I wanted to get on with it, get moving, do something. I wished it were already seven p.m., even though part of me dreaded that hour, but I was anxious to get it started and over with. My brain seemed clear enough. I remembered everything that had happened yesterday, and some ideas were rumbling around inside me.

I carried another cup of coffee into the living room and set it on the table alongside the couch, then picked up the phone, dialed Homicide and asked for Captain Arthur Grant.

After the usual chitchat I asked him, "You pick up Lucian or Potter yet?"

"Not yet. We will."

That was a funny deal. Where the hell were these two? I said, "Well, brace yourself, Art. I've got a lousy story to tell you. Have you talked to Bruce Wilson this morning?"

"No. What about Wilson?"

"This is about me. Hang onto your seat and your temper. And listen, let me go all through this thing before you bust my ear. Agreed?"

"What the hell you talking about?"

"I'll tell you. Only for God's sake don't send any squad cars out here till I'm finished."

"You nuts or something?"

I interrupted, "Okay, Art?"

"Yeah, yeah, get on with it."

I got on with it. I gave him everything I could remember, and twice while I was speaking strangled sounds came out of the receiver. But I kept going, through the whole story.

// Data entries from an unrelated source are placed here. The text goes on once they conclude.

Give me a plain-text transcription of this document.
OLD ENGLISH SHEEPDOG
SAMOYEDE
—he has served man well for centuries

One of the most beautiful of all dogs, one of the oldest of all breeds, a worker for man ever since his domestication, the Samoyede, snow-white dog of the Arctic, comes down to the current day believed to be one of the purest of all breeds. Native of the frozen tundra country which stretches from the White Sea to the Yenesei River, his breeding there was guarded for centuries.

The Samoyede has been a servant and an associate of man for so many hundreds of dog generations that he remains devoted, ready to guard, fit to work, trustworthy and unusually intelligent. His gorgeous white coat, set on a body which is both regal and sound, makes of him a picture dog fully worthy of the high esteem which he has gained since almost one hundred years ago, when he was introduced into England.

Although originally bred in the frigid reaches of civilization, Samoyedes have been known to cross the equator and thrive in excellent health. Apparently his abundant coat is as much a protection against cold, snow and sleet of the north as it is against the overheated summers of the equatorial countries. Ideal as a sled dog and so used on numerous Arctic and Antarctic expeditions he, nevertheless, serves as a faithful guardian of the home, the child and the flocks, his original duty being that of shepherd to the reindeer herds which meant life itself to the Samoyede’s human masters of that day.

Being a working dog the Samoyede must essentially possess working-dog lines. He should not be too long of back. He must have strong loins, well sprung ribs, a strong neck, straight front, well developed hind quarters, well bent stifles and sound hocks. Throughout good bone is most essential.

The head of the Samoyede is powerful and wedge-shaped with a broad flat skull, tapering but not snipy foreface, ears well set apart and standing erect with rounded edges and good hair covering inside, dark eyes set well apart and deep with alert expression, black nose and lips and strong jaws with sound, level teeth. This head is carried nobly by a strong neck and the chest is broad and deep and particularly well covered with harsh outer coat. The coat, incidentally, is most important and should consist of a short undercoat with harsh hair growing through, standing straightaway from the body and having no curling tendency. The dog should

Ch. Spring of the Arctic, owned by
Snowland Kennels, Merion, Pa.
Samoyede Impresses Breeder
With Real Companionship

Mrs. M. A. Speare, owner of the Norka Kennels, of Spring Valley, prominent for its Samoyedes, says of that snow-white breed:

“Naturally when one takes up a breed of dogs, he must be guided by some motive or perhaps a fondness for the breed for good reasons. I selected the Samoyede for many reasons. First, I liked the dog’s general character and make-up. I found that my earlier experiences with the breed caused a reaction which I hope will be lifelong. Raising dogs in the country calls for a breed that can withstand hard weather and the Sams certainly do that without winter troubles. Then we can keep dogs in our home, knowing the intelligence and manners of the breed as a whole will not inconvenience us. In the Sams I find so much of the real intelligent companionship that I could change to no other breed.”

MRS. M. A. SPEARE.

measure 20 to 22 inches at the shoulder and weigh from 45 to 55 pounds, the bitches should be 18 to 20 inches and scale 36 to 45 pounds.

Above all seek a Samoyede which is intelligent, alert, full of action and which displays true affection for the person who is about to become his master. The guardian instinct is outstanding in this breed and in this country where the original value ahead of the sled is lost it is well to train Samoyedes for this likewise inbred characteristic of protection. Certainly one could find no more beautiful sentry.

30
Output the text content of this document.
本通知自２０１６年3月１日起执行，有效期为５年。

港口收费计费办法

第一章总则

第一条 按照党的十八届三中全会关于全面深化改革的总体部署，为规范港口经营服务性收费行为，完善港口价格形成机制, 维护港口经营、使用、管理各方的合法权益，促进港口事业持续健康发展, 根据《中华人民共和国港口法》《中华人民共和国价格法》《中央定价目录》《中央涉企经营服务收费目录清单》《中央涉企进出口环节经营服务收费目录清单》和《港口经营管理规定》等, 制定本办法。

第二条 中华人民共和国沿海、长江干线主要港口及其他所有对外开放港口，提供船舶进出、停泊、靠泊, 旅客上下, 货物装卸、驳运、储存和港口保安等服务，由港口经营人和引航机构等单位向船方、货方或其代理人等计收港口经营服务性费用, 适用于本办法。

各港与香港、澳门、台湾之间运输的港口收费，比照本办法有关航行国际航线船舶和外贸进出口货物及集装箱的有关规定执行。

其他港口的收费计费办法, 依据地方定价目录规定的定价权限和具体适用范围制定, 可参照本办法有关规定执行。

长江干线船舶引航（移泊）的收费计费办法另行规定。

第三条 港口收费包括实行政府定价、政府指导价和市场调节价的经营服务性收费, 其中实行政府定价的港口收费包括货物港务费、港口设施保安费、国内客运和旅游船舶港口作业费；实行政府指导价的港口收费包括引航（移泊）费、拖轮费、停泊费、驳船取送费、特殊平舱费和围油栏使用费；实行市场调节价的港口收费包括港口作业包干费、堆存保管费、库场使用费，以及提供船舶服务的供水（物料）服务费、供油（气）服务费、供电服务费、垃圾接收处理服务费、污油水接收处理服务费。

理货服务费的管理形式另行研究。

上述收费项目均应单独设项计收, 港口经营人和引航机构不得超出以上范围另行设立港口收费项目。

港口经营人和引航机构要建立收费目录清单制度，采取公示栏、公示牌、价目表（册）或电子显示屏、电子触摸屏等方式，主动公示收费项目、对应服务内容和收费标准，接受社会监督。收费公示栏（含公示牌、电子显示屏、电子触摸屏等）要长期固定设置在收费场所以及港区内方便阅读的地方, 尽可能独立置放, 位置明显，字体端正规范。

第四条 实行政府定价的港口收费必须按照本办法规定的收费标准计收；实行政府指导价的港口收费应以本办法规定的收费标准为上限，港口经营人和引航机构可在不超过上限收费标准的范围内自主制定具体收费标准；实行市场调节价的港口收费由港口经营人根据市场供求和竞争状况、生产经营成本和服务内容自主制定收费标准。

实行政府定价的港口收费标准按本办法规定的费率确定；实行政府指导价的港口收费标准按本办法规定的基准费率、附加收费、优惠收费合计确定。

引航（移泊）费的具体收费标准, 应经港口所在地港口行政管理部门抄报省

"So there it is, Art," I finished. "Bruce has it all. He'll back it up and square away anything I missed. How about tonight? Can you set it up? You know, bug the place, have some of the boys around?"

He didn't say anything.

"Art? Art, you there?"

"Yeah. Damn you."

"And, Art. I'm sorry about that—those prints. That business. I've been—mixed up."

"Yeah, you have been, you bastard. I oughta pull you back in here."

"I suppose I've got it coming. But, listen, Art, how about the deal for tonight? I sure as hell don't want to be in the can."

"I'll talk to Wilson and call you back."

He hung up and I put the French phone back on the hook and got out pen and paper. Then I sprawled on the divan and started jotting down the little disconnected things I'd picked up in the last couple of days. I listed the names of all the people I'd run up against, what I knew about them and their relationships, and I was still playing with that when the phone rang. It was ten-thirty.